Thanks @kishoreg , The server did not recover. it went to bad state again and Pinot server crashed. I had to do the hard way delete and recreate. What are the possibilities of server crash in Pino and what steps normally we can take to avoid this?
any logs that you can share.
@kishoreg , it crashed again and Pino server stopped consuming messaging and query started to give incorrect results. The errors I can see are below
my-pinot-broker-0 broker 2021/01/28 14:15:07.151 ERROR [QueryRouter] [jersey-server-managed-async-executor-3] Caught exception while sending request 549 to server: my-pinot-server-0_R, marking query failed
my-pinot-broker-0 broker 2021/01/28 14:15:10.917 ERROR [QueryRouter] [jersey-server-managed-async-executor-3] Caught exception while sending request 550 to server: my-pinot-server-0_R, marking query failed
my-pinot-broker-0 broker 2021-01-28T14:15:10.918+0000: 64927.313: Total time for which application threads were stopped: 0.0000965 seconds, Stopping threads too2021/01/28 14:15:11.008 ERROR [QueryRouter] [jersey-server-managed-async-executor-3] Caught exception while sending request 551 to server: my-pinot-server-0_R, marking query failed
my-pinot-broker-0 broker 2021/01/28 14:15:12.104 ERROR [DataTableHandler] [nioEventLoopGroup-2-6] Caught exception while handling response from server: my-pinot-server-1_R
my-pinot-broker-0 broker 2021/01/28 14:15:12.106 ERROR [DataTableHandler] [nioEventLoopGroup-2-6] Channel for server: my-pinot-server-1_R is now inactive, marking server down
my-pinot-broker-0 broker 2021/01/28 14:20:30.912 ERROR [DataTableHandler] [nioEventLoopGroup-2-4] Channel for server: my-pinot-server-0_R is now inactive, marking server down
Stopping threads took: 0.0000264 seconds
2021-01-28T14:29:13.291+0000: 2021/01/28 14:29:13.301 WARN [SegmentColumnarIndexCreator] [Thread-7] Caught exception java.io.IOException: No space left on device while refreshing realtime lucene reader for segment: sblog__0__515__20210128T1354Z
sb-pinot-controller-0sb-pinot-server-0 server 21.588: Total time for which application threads were stopped: 0.0003119 seconds, Stopping threads took: 0.0001239 seconds
@kishoreg what could be the possible reasons the space is getting filled when I try to catch up messages from the stream? This will only happen when I recreate the table and try to catch up messages.
Storage will be filled up naturally as the servers consume more records, and flush them to the disk. Can you please check the disk space left in your data directory?
@Jackie-Jiang Thanks it was 100% . I deleted some data from stream . But not sure why a full stream catch up takes more disk space that normal realtime consumption. From my understanding data size for three days retention on kafka should remain same whether we consume in Pinot at one shot or consume in three long days.

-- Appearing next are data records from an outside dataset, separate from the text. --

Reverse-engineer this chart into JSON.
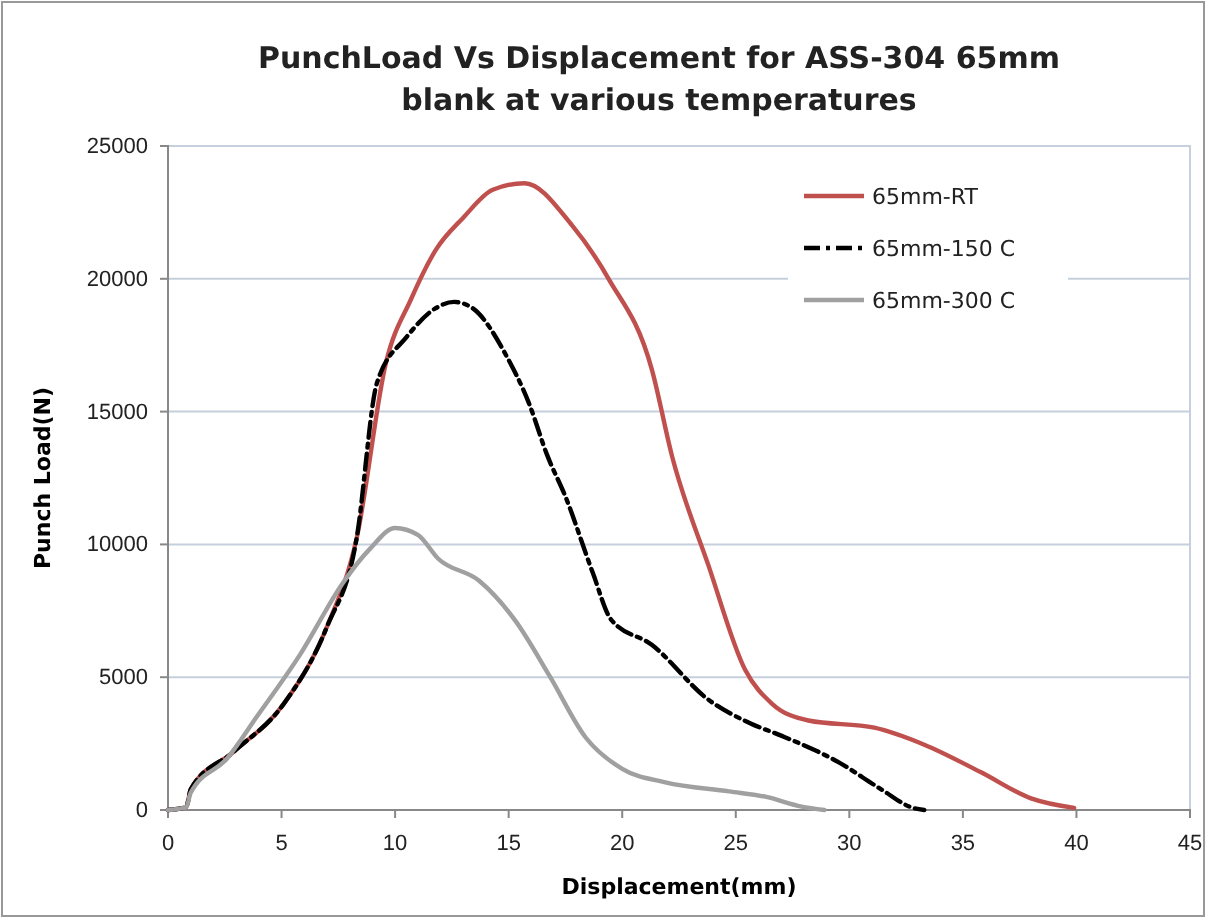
{
  "chart_data": {
    "type": "line",
    "title": "PunchLoad Vs Displacement  for ASS-304  65mm blank at various temperatures",
    "xlabel": "Displacement(mm)",
    "ylabel": "Punch Load(N)",
    "xlim": [
      0,
      45
    ],
    "xticks": [
      0,
      5,
      10,
      15,
      20,
      25,
      30,
      35,
      40,
      45
    ],
    "ylim": [
      0,
      25000
    ],
    "yticks": [
      0,
      5000,
      10000,
      15000,
      20000,
      25000
    ],
    "grid": "y",
    "legend": "top right",
    "marker": "none",
    "series": [
      {
        "name": "65mm-RT",
        "color": "#c0504d",
        "line_style": "solid",
        "x": [
          0,
          0.8,
          1.0,
          2.9,
          5.1,
          7.0,
          8.3,
          9.6,
          10.7,
          11.8,
          13.0,
          14.3,
          15.7,
          17.8,
          19.4,
          21.3,
          22.2,
          23.8,
          25.4,
          26.6,
          28.2,
          31.1,
          33.3,
          35.8,
          38.0,
          39.9
        ],
        "values": [
          0,
          100,
          780,
          2200,
          4000,
          6900,
          10200,
          16850,
          19230,
          21100,
          22300,
          23350,
          23600,
          22000,
          20000,
          16600,
          13300,
          9200,
          5300,
          4000,
          3370,
          3100,
          2460,
          1420,
          440,
          80
        ]
      },
      {
        "name": "65mm-150 C",
        "color": "#000000",
        "line_style": "dashed",
        "x": [
          0,
          0.8,
          1.0,
          2.9,
          5.1,
          7.0,
          8.3,
          9.2,
          10.5,
          11.8,
          12.6,
          13.4,
          14.9,
          15.9,
          16.7,
          17.5,
          18.7,
          19.5,
          21.3,
          23.8,
          25.7,
          27.0,
          29.5,
          31.4,
          32.8,
          33.3
        ],
        "values": [
          0,
          100,
          780,
          2200,
          4000,
          6900,
          10200,
          16080,
          17800,
          18900,
          19130,
          18900,
          17100,
          15300,
          13350,
          11800,
          8940,
          7180,
          6220,
          4150,
          3240,
          2800,
          1810,
          780,
          80,
          0
        ]
      },
      {
        "name": "65mm-300 C",
        "color": "#a0a0a0",
        "line_style": "solid",
        "x": [
          0,
          0.8,
          1.0,
          2.6,
          3.9,
          5.8,
          7.7,
          8.9,
          10.0,
          11.0,
          11.9,
          13.7,
          15.3,
          16.8,
          18.4,
          20.0,
          21.9,
          24.7,
          26.3,
          27.9,
          28.9
        ],
        "values": [
          0,
          100,
          650,
          1940,
          3500,
          5830,
          8550,
          9840,
          10620,
          10360,
          9460,
          8630,
          7120,
          5050,
          2720,
          1550,
          1040,
          700,
          500,
          130,
          0
        ]
      }
    ]
  }
}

While consuming, Pinot allocates some mmap'ed files as the off-heap memory buffer. If the consumption rate is very high, the file size could be larger because we will have more records in one segment. I would recommend giving more room for the storage, e.g. keep the usage under 50%
Thanks for the suggestion @Jackie-Jiang , I will allocate more space. Also wondering whether it is possible to set the segment time based on the time field from kafka? So that segments will expire based on kafka time rather than Pinot segment created time. My retention is 3 days , the issue happens when I have to catch up entire 3 days messages at once and all the caught up segment dates will have same date and will only expire after 3 days and they consume lot of disk space unnecessarily.

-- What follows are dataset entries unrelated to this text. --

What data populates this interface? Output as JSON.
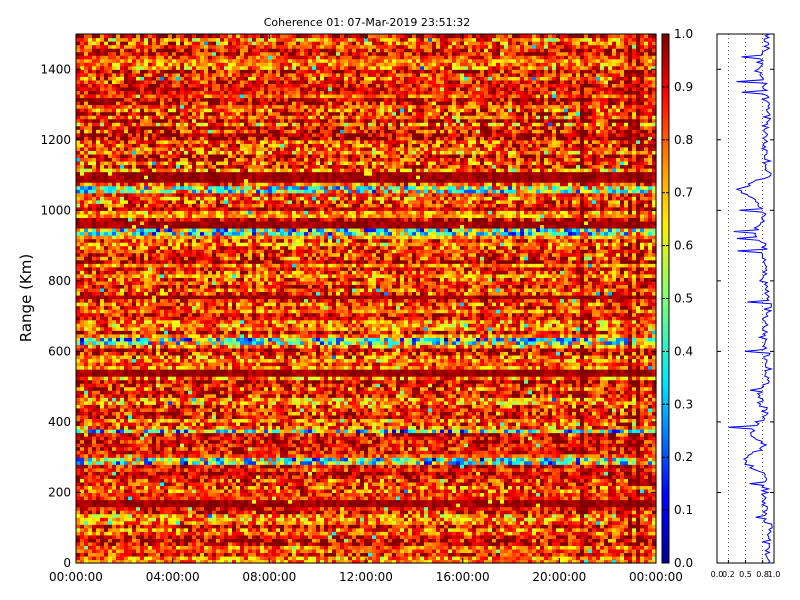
{
  "chart_data": [
    {
      "type": "heatmap",
      "title": "Coherence 01: 07-Mar-2019 23:51:32",
      "xlabel": "",
      "ylabel": "Range (Km)",
      "x_tick_labels": [
        "00:00:00",
        "04:00:00",
        "08:00:00",
        "12:00:00",
        "16:00:00",
        "20:00:00",
        "00:00:00"
      ],
      "x_range": [
        "00:00:00",
        "24:00:00"
      ],
      "y_ticks": [
        0,
        200,
        400,
        600,
        800,
        1000,
        1200,
        1400
      ],
      "ylim": [
        0,
        1500
      ],
      "colormap": "jet",
      "colorbar": {
        "ticks": [
          0.0,
          0.1,
          0.2,
          0.3,
          0.4,
          0.5,
          0.6,
          0.7,
          0.8,
          0.9,
          1.0
        ],
        "range": [
          0,
          1
        ]
      },
      "low_coherence_ranges_km": [
        1060,
        290,
        375,
        940,
        630
      ],
      "high_coherence_ranges_km": [
        1100,
        1090,
        755,
        540,
        960,
        170
      ],
      "value_note": "coherence values mostly 0.7-1.0, lower bands near 290 km and 1060 km",
      "grid": false
    },
    {
      "type": "line",
      "title": "",
      "xlim": [
        0,
        1
      ],
      "x_tick_labels": [
        "0.0",
        "0.2",
        "0.5",
        "0.8",
        "1.0"
      ],
      "ylim": [
        0,
        1500
      ],
      "series_color": "#0000ff",
      "profile_range_km": [
        0,
        50,
        100,
        150,
        200,
        250,
        290,
        330,
        375,
        420,
        470,
        540,
        600,
        640,
        700,
        755,
        800,
        850,
        900,
        940,
        1000,
        1060,
        1100,
        1150,
        1200,
        1250,
        1300,
        1350,
        1400,
        1450,
        1500
      ],
      "profile_coherence": [
        0.88,
        0.86,
        0.9,
        0.87,
        0.85,
        0.84,
        0.45,
        0.82,
        0.6,
        0.86,
        0.75,
        0.9,
        0.86,
        0.8,
        0.87,
        0.92,
        0.8,
        0.86,
        0.82,
        0.7,
        0.84,
        0.4,
        0.92,
        0.86,
        0.85,
        0.88,
        0.86,
        0.84,
        0.7,
        0.86,
        0.9
      ]
    }
  ]
}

@pabrahamusa Pinot is using the time column (should be the time field in kafka as well) value to expire the segment, instead of the segment creation time. The segment will still be created, but should be removed once the latest time value is older than the retention.
@Jackie-Jiang Thanks I will verify this and confirm .
The problem for me was not having enough space in my ebs volume.
I am facing an issue where both Pinot servers are not restarting and they are keep on crashing with following error. I am using latest image. Any one came across this?